Wednesday, March 2, 2011

Growing nanny state knows what's best for you...

SAN FRANCISCO (AP) — A California couple has been reunited with their two young children, more than eight months after losing custody when naked pictures of the youngsters were found on the father's laptop, their attorney said. How odd we are. I can open a drawer at my mother's house and find pictures of me as a baby romping around outside naked - playing with a water hose, running away from a parent with diaper in hand, splashing and playing in a small plastic pool. This new fear of nudity isn't prudishness, it's an extreme overreaction to the smallest possibility of abuse even when there is no other evidence to support it. We are looking at parents searching for monsters.

Now, the family is planning to sue the child welfare agency.

The father and his wife were arrested briefly in June on suspicion of child pornography and related charges after a technician at his employer found the pictures among digital family photographs.

Prosecutors reviewed the case, determined the son took the photographs and did not file charges.

The case sparked an uproar in the couple's native Serbia when the child protection agency did not return the children, ages 8 and 5, after prosecutors cleared the parents of criminal wrongdoing.

Serbian officials contacted the State Department, and the Serbian government funded their defence.

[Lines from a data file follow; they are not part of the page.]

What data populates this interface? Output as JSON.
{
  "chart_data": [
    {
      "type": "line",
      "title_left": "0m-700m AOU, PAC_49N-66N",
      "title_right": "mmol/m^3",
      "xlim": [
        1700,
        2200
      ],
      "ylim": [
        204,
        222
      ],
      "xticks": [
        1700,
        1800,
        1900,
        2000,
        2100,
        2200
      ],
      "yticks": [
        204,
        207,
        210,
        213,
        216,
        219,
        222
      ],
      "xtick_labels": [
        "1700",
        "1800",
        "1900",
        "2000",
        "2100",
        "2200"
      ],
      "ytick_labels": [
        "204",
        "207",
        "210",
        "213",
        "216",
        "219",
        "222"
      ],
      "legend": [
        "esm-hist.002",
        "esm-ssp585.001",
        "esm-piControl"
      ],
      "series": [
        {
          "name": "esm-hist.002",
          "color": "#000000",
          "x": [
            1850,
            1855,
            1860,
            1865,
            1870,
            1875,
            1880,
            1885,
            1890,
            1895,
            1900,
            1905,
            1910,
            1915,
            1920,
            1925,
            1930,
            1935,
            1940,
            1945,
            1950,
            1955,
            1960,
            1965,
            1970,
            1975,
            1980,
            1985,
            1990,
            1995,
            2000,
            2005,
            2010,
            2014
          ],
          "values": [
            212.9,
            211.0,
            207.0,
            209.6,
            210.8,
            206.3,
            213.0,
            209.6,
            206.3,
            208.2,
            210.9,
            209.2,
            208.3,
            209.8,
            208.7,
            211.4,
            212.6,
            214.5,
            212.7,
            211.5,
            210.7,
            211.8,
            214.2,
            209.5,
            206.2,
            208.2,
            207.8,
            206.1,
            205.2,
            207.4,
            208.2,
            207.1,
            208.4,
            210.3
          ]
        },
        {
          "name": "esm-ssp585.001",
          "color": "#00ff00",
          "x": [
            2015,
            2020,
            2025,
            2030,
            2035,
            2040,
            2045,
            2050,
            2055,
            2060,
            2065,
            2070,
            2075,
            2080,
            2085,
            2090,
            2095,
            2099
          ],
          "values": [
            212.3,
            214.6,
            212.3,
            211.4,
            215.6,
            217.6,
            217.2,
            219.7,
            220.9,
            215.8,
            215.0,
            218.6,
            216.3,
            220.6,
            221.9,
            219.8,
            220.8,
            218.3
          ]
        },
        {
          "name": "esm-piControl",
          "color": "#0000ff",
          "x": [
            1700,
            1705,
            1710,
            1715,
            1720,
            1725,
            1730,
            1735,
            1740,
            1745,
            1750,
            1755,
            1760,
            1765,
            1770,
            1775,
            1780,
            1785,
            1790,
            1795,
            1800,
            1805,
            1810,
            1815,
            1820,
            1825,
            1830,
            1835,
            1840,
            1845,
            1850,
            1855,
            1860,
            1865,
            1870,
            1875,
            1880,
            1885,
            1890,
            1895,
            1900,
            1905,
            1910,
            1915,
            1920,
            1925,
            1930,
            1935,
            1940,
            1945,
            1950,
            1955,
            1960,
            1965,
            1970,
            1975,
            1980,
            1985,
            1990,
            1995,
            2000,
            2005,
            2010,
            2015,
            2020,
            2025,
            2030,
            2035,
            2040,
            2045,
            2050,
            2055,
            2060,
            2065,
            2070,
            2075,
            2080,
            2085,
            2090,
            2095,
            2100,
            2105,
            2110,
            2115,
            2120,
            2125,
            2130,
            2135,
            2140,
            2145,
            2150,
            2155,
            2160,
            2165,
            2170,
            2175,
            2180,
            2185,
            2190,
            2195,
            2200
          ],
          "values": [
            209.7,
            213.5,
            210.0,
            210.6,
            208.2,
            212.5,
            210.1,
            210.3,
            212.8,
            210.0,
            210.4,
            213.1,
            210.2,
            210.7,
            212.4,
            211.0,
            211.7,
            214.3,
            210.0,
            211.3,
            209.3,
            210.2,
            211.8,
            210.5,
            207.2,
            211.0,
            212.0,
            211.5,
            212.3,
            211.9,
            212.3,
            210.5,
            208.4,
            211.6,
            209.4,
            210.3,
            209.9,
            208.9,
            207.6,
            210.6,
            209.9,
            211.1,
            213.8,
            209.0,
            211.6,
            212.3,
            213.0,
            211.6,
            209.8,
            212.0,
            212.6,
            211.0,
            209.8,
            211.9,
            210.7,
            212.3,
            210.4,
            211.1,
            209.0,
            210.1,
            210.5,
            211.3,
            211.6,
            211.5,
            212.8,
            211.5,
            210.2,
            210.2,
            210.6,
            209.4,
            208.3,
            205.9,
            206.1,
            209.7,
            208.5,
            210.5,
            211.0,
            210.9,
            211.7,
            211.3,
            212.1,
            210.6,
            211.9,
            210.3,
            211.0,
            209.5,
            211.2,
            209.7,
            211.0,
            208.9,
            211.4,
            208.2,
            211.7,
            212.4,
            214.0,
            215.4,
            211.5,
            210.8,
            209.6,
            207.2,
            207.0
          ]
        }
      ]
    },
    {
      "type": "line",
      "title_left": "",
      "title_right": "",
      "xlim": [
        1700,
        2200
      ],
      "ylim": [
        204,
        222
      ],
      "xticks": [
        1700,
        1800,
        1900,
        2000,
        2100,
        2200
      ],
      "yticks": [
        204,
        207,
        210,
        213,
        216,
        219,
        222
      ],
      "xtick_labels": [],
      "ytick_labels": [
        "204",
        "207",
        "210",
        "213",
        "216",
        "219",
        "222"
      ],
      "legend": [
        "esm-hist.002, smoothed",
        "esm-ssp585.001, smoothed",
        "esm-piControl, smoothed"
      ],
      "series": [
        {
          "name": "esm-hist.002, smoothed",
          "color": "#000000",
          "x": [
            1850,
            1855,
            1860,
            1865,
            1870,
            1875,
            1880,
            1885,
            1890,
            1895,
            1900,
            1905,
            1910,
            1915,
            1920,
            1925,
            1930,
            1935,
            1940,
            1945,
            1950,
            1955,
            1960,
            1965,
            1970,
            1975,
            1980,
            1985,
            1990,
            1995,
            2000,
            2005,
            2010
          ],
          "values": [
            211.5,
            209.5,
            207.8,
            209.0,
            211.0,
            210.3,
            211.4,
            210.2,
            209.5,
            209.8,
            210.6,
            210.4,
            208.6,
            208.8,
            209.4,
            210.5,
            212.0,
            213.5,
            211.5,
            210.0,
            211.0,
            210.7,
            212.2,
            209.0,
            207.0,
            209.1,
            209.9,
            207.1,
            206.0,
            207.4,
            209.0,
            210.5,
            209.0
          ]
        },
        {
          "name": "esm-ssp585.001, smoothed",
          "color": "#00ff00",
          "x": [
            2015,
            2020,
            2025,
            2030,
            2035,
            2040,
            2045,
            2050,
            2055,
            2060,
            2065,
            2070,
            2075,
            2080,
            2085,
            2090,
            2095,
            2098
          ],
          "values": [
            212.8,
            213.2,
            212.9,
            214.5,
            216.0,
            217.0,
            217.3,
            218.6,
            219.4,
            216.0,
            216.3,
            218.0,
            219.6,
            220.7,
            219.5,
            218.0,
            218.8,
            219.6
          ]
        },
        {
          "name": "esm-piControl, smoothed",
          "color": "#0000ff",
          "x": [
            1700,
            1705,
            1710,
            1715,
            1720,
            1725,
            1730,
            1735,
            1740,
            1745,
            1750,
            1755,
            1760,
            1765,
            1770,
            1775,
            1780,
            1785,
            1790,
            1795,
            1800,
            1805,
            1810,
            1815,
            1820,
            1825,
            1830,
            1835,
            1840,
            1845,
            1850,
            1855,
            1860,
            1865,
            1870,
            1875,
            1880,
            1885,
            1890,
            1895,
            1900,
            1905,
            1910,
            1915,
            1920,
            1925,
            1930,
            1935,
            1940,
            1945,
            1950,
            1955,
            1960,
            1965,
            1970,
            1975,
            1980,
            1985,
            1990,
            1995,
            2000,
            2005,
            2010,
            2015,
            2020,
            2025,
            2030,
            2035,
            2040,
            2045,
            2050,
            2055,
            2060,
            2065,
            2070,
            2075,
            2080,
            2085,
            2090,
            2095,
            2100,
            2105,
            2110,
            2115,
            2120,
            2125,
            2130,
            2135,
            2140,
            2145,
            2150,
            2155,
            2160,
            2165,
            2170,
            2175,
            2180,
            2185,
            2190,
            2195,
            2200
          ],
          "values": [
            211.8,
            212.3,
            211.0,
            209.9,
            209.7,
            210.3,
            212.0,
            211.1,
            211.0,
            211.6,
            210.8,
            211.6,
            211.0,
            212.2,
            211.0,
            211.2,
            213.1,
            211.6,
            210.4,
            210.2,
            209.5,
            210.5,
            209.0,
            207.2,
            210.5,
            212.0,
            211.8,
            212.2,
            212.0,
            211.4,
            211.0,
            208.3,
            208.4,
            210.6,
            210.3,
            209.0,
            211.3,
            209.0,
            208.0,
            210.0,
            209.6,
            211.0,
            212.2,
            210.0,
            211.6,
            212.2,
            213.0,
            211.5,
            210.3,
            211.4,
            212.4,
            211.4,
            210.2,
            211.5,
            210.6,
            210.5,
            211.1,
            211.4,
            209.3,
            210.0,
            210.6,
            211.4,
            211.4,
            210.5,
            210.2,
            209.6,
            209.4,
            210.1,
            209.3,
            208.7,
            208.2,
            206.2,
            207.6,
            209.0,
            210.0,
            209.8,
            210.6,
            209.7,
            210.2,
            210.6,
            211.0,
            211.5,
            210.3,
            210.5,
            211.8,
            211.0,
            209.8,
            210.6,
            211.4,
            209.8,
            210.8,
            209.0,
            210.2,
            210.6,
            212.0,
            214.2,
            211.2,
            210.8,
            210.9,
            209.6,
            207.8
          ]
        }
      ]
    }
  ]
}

The parents said some photographs might look inappropriate to some people, but had maintained all along that they were taken by the couple's 8-year-old son while playing with the camera.

The San Joaquin County Child Protective Service's Agency, which makes decisions about custody independent of criminal investigations, refused to return the children for months.

The agency said the couple's daughter said she was sexually abused by her father.

On Feb. 14, the children were allowed to return home. Janine Molgaard, an attorney for the agency who handled the case, did not return a call seeking comment.

The family members are not named in this story because The Associated Press does not directly or indirectly identify alleged victims of sexual assault.

The father, a 20-year U.S. resident living in Stockton, released a statement through his attorney.

"We had the means and the support of an entire country (Serbia) to help us," he said. "But I have to wonder how many families are given the same 'guilty until proven innocent' kind of treatment."An excellent question.

Desko Nikitovic, Serbia's consul general in Chicago, said the family is planning to sue. They are seeking repayment of legal bills and damages.

"I think this family deserves to be reimbursed for every dollar lost or spent and the immeasurable pain this has caused," Nikitovic said. "This should serve as a message for a runaway agency."

Among the issues to be address in the couple's lawsuit are civil rights allegations.

The children were also separated and denied access to the family's Serbian Orthodox Christian priest, unless the priest spoke to them in English, said Nikitovic and the father's attorney, Robert Powell.